About Secret History

Commentary on Latin America.
Mostly about Mexico - but not always.
Designed to encourage readers to learn about
the apparently "secret history" of 500 million people
spread across two continents
- but not always.
You can always count on a little snark.

Wednesday, April 6, 2011

Why Latin America: A Personal Reflection

My students always ask. Every semester. Without fail. They all want to know how I became interested in Mexico and Latin America. So, here is an incredibly self-indulgent response to my students on why I chose to make Latin America part of my life.

My interest in Latin America developed while I was living in the San Gabriel Valley of LA and East LA, fresh out of Montana and a year of college. Sure, some people take time off of school and go to Europe to find themselves. I ended up in LA.

At first my new neighbors represented the exotic other: the plucked and plucky cholas, the vatos with the shaved heads and the dickies, the old men that talked about Chihuahua and tried to teach me norteño swears, and, of course, the food. It was Edward Said writ small, mestizo style. Then I met a guy from El Salvador with screwed up thumbs - from where he had been hung up all night after breaking a curfew. I may have been from Montana, but I had never had my head in the ground. I knew my country sponsored what went on in his, and I wasn't sure if I wanted to throw up or scream.
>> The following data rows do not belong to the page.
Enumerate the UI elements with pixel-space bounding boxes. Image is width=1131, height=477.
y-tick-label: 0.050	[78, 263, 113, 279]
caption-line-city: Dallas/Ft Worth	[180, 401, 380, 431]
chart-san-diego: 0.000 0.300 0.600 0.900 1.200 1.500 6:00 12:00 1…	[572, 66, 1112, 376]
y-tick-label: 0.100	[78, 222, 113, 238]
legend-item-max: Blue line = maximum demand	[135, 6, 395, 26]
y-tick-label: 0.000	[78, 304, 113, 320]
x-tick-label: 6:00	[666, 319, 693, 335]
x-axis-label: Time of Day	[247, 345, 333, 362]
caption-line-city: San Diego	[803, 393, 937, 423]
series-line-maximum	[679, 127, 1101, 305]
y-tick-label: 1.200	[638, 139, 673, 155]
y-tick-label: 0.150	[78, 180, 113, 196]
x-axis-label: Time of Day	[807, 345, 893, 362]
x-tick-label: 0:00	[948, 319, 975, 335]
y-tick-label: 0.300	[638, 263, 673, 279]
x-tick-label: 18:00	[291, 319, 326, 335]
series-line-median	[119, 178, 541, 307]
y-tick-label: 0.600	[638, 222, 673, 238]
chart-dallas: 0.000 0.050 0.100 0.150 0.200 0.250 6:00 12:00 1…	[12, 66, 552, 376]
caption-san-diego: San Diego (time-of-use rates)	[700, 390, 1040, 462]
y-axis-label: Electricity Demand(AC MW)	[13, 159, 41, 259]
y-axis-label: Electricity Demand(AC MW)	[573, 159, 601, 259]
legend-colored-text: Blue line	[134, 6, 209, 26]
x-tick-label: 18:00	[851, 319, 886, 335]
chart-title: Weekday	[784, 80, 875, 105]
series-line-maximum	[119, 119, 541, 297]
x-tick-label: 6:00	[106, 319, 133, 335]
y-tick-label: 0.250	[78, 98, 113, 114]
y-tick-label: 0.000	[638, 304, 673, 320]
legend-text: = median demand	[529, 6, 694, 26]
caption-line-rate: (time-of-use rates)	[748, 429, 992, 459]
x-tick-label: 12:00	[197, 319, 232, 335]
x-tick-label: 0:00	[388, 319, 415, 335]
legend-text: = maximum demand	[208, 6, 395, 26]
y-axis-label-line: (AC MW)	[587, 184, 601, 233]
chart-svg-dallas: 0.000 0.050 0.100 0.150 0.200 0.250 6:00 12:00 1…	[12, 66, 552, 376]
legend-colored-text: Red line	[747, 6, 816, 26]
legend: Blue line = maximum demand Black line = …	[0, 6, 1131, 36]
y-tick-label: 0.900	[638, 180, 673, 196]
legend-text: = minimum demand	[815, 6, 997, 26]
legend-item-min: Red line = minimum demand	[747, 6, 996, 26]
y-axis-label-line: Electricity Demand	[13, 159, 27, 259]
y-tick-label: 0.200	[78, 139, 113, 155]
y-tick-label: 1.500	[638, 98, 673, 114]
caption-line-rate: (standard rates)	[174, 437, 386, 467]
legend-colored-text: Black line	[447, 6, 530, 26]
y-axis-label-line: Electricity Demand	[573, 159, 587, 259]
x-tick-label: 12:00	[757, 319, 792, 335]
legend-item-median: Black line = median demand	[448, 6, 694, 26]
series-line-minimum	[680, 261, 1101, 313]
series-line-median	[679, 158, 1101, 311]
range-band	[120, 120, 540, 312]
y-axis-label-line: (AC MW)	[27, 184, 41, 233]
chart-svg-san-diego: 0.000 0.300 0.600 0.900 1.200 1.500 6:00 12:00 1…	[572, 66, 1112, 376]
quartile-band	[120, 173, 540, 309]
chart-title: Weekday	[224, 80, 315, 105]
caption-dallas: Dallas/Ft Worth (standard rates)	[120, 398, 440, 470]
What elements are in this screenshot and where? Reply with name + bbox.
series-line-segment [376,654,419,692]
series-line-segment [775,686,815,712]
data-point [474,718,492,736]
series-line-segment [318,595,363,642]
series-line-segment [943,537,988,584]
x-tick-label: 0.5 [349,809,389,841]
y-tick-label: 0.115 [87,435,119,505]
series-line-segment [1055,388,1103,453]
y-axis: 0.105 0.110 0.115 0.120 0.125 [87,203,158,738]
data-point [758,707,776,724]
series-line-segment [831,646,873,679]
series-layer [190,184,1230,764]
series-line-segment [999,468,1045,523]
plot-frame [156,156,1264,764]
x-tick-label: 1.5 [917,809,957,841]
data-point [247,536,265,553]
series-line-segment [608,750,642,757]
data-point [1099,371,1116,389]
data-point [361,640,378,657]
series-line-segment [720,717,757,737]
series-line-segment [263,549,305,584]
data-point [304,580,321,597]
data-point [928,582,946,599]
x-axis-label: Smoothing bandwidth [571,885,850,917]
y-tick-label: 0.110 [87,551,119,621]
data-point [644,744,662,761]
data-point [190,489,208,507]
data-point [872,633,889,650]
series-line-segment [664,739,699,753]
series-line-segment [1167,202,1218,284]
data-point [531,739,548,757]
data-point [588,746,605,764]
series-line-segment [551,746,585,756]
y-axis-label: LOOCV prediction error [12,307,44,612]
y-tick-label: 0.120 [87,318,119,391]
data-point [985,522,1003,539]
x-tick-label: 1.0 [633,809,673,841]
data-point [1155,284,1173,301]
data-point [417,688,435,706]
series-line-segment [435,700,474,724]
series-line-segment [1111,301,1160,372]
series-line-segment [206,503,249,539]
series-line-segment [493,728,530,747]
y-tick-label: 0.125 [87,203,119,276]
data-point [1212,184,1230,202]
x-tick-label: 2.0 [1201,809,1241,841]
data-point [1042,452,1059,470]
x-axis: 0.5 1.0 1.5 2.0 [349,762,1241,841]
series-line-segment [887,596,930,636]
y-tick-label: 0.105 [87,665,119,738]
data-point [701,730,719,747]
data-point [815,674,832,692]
I guess I did nothing, which is what most of us do.

After that, the similarities came fast and furious. Plates of barbacoa and tacos de chivo drew out conversations about the goats I had raised for milk and meat on our small farm in Montana. Small, for Montana, at almost 200 acres; a respectable rancho for some of the folks I met from Oaxaca and Guerrero. Growing up I'd worked packing mules, bucking hay, building fence, janitorial, car part sales ... all the jobs that helped keep me in St. Vincent DePaul's (and at times K-Mart's) finest, and ones that connected me to the rural people I met turned urban service workers. Conversations with Chileans about mining and smelting connected them to the mines and smelters of my own state - the home of the great Anaconda that had strangled both our families and had led us all to new homes. At the end of the day, I found myself having more in common with the migrants from Latin America than I did with the middle-class Anglo families that I rented rooms from.

When I returned to Montana I couldn't shake the memories of the people I'd met. I connected to classes on Latin America, solidarity groups and movements - the usual suspects. Frankly, I've never been sure if all of those activities to try and "save" Latin America ever did much for Latin America, or if it did more for our own consciences. I knew that we were programmed to a particular response to "save" the other when one solidarity group brought campesinos and free trade zone workers - yes, real campesinos - for us to talk to. For good reason it felt like a zoo or a circus, and I certainly had to question all that we were up to. Latin American Ishis on display - trying desperately not to share his fate. I grew up a campesino. My father lost his job to free trade. Did I need to see these brown faces to avoid looking at my own story?

And so before me, I thought, were two paths: one to look at Latin America as the kitschy exotic playground for my escape from anglolandia or, the destitute child of poverty crying for my saving graces. Ever at the periphery - first as escape or second as pleading subaltern - I had come to an inability to see two continents as human.

With time and travel, I learned to drop both of those paths. Mexico, and Latin America in general, have become something of a home. I know I don't "get" everything that goes on, and I know better now that the region needs nothing from me except to be a good neighbor - a thing that we all need from each other. At times that might mean I need to get involved with a cause (neighbors help each other out), and at times it might mean I need to keep my yap shut. But at the end of the day, there are no pretexts or fantasies about our co-existence.

I've found that probably the best thing I could do was to try and help other folks in the United States develop an appreciation of Latin America (an understanding might be too tall of an order for the class room), not as a place that needed saving or as a place to play out escapist fantasy, but as a region of "carne y hueso" with creative and intelligent ways of navigating the vagaries of this world. So, students, the next time you ask me why, I'll invite you to know more, and then you'll understand - but only for yourself.

3 comments:

Anonymous said...

Thanks to a post on another website, I have begun reading your extraordinarily real articles about Mexico. I bow in admiration of the truth, a rare commodity. Thank you.

Cristina

BienChida said...

Great post/story - I have a similar story to yours, grew up in Eastern Oregon ranches working hard, fell in love with Mexican culture, food, vida by connecting with my best girlfriend who is chicana, now years later married to a Mexican from Colima, have a son with Mex/USA citizenship and making preparations to move to GDL and start my 'real' life :)

JHD said...

I lived in GDL with my wife and oldest son in 2005, over on the edge of the Chapalita neighborhood behind Fiesta Guadalajara. What a beautiful city and a great place to be. Congratulations.